The kinglets are a small group of birds sometimes included in the Old World warblers, but frequently given family status, especially as recent research showed that, despite superficial similarities, the crests are taxonomically remote from the warblers. The names of the family Regulidae, and the genus Regulus, are derived from the Latin regulus, a diminutive of rex, "a king", and refer to the characteristic orange or yellow crests of adult kinglets. The Taiwan Firecrest was formally described by Scottish ornithologist William Ogilvie-Grant in 1906 from the writings of English explorer and ornithologist, Walter Goodfellow, who is commemorated in the binomial name.

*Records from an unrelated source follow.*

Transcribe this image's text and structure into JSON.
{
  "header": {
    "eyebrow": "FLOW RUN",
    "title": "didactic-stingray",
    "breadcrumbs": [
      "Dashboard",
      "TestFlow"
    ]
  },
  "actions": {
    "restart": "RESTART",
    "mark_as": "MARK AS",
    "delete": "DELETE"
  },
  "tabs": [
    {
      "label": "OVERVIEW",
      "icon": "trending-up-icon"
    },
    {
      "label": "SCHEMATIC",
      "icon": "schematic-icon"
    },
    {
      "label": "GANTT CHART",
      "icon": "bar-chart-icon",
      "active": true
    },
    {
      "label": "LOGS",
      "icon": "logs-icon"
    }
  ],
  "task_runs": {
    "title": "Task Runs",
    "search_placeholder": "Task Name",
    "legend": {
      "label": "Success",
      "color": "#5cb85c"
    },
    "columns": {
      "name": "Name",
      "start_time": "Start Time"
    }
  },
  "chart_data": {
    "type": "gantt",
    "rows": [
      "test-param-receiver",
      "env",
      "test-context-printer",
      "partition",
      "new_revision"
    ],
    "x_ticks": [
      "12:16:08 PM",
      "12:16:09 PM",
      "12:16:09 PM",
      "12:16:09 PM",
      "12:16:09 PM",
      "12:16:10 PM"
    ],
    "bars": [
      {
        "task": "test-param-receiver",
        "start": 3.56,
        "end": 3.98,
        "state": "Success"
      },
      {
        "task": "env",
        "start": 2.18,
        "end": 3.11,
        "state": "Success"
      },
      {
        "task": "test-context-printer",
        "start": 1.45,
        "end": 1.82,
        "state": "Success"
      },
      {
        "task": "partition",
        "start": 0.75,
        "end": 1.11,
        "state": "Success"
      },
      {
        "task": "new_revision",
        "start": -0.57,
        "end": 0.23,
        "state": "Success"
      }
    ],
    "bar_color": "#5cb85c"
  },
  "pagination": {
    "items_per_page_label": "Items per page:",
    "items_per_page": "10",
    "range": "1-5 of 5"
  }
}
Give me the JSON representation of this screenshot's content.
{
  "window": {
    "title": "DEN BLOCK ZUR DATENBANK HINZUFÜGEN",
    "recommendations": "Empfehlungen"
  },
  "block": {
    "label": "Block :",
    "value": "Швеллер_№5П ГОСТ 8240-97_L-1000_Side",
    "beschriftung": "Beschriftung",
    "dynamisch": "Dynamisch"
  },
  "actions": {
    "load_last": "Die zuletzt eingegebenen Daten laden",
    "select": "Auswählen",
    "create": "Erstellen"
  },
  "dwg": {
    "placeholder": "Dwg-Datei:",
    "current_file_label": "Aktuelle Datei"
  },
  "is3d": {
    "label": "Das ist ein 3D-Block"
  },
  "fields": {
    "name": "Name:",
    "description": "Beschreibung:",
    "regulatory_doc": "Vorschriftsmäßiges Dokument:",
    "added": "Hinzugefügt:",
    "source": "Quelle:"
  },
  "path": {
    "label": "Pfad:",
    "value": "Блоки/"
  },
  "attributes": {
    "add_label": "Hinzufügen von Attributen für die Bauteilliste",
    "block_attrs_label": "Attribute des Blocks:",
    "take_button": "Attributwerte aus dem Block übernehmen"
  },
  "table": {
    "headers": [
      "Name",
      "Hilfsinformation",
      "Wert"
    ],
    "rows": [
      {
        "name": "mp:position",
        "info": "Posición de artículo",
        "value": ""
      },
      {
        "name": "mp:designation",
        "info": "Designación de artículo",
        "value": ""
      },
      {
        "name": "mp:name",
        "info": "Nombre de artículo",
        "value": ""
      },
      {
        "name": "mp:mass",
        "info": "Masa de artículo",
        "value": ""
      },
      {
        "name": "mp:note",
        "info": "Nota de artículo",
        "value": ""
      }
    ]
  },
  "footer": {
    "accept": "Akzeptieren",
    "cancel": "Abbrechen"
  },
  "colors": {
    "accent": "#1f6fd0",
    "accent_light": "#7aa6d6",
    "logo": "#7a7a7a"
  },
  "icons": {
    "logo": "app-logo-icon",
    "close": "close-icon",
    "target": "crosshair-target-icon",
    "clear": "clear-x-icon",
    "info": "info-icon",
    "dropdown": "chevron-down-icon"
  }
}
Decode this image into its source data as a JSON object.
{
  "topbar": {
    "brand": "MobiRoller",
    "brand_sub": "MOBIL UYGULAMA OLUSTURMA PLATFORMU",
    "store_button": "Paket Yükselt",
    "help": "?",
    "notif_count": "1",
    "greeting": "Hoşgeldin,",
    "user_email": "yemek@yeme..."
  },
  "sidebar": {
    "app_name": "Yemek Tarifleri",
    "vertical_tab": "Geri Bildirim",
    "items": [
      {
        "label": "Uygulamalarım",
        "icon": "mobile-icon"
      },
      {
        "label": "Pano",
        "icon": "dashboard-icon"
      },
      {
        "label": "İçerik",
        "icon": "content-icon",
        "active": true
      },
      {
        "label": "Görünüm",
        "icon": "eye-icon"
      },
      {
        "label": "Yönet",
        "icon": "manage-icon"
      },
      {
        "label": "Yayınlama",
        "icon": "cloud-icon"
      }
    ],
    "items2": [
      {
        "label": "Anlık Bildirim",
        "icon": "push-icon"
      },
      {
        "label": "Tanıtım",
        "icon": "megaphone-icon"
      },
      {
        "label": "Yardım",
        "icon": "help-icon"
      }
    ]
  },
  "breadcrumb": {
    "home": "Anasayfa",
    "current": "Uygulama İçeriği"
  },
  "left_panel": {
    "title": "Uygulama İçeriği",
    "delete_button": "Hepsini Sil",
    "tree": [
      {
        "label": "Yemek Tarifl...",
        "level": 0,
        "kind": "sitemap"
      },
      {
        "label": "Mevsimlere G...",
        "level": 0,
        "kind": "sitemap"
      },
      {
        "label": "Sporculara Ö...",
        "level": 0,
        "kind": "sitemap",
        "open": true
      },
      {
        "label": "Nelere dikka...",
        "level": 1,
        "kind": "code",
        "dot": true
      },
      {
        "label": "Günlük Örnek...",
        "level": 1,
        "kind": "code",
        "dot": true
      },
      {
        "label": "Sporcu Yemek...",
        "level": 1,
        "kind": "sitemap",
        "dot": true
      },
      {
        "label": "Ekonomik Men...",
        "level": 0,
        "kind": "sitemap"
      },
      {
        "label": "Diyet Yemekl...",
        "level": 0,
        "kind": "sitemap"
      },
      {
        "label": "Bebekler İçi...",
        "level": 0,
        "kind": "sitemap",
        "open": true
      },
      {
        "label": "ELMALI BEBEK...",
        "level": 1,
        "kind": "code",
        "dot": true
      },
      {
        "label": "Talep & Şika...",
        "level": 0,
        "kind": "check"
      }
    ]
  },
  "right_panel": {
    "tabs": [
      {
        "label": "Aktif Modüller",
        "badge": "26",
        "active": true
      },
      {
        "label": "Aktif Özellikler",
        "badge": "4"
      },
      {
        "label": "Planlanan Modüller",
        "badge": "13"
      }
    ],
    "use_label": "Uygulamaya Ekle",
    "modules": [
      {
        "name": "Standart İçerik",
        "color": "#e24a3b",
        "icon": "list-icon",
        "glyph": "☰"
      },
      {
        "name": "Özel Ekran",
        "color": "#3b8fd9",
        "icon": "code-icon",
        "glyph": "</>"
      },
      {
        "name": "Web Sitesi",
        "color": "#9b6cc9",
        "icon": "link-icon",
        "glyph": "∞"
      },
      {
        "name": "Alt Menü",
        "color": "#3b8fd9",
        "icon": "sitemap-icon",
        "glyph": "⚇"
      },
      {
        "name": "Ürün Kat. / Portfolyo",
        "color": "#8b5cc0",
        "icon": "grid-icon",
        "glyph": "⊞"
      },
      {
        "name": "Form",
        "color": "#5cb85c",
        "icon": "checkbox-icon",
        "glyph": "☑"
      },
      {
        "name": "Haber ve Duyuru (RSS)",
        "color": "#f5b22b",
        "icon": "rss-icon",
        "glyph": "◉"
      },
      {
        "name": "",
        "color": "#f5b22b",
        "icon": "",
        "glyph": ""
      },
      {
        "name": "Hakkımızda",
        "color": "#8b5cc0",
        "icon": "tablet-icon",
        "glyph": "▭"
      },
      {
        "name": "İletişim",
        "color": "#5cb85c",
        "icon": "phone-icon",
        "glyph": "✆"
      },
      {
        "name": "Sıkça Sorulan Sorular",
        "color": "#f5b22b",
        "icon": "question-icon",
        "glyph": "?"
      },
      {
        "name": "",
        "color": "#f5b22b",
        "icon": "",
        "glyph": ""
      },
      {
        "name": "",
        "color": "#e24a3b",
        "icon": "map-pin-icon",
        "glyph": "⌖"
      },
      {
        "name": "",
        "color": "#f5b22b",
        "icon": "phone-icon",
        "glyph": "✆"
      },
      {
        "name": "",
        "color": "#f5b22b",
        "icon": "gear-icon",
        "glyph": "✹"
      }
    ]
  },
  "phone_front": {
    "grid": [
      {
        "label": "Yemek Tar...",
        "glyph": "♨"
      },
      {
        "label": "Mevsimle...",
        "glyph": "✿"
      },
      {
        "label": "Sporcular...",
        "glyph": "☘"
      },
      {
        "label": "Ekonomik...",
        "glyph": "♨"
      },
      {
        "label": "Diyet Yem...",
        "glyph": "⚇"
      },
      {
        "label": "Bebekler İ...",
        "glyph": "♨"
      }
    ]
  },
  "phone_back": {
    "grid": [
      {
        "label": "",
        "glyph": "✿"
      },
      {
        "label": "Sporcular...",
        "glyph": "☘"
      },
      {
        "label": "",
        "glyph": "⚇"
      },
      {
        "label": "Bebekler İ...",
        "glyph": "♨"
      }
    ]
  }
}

The flamecrest has sometimes been viewed as a race of firecrest, but its territorial song resembles those of the Himalayan races of goldcrest, and genetic data shows that it is closely related to that species, and only distantly to the firecrest. The flamecrest lineage diverged from that of the goldcrest 3.0–3.1 mya.

==Distribution and habitat==
It usually inhabits evergreen trees in coniferous forests over 2,000 m above sea level, though it is commonest above 2,500 m and ranges upward to 3,700 m. Mountains it inhabits include Alishan, Da Yu Ling, Hehuanshan, Yu Shan, and the higher areas of Anmashan. They prefer conifers in which to forage, and are usually found in the forest canopy, but will sometimes venture into lower vegetation.

An analysis of the distribution of Taiwan's 17 endemic bird species, using data from bird surveys conducted from 1993 to 2004, classified the firecrest as uncommon (along with the Formosan magpie, Taiwan bush warbler, yellow tit and Taiwan barwing). It found that the flamecrest occurred in high- and mid-altitude coniferous forests, and in high-altitude broad-leaved mixed forests, mainly at 2000–3600 m above sea level. The sites where it was recorded had an average altitude of about 2550 m, the highest of all the endemic birds. Its habitats had the coldest mean temperature and lowest warmth index of all 17 endemics, as well as the highest annual rainfall for the five uncommon species, though its distribution regarding vegetation and human disturbance was similar to those of the others.

==Behaviour==
Flamecrests are active and restless birds, hopping and fluttering about in the canopy. These lively songbirds are mainly solitary but will move around actively in small, loose flocks of their own species as well as with coal tits and Eurasian nuthatches. The flight is weak and whirring. Their breeding biology is poorly known.

===Feeding===
The flamecrest is primarily an insectivore. The birds may be seen feeding on insects and their larvae on the branches and leaf sheathes of trees in coniferous forests, hovering and gleaning from leaf to stem. Weeds and berries may be taken occasionally. A study of the foraging ecology of alpine forest birds on conifers in the Taroko National Park found that, when compared with Eurasian nuthatches, coal tits, green-backed tits and black-throated tits, flamecrests were the most generalised foragers, utilising almost all of the crown of a tree, rather than specialising in parts of it as with the other species, with which it associates in mixed-species foraging flocks during the non-breeding season.

===Voice===
Flamecrests have fine, shrill and high-pitched calls, zi zi yi. Although noisy at close range, the voice is soft and does not carry far.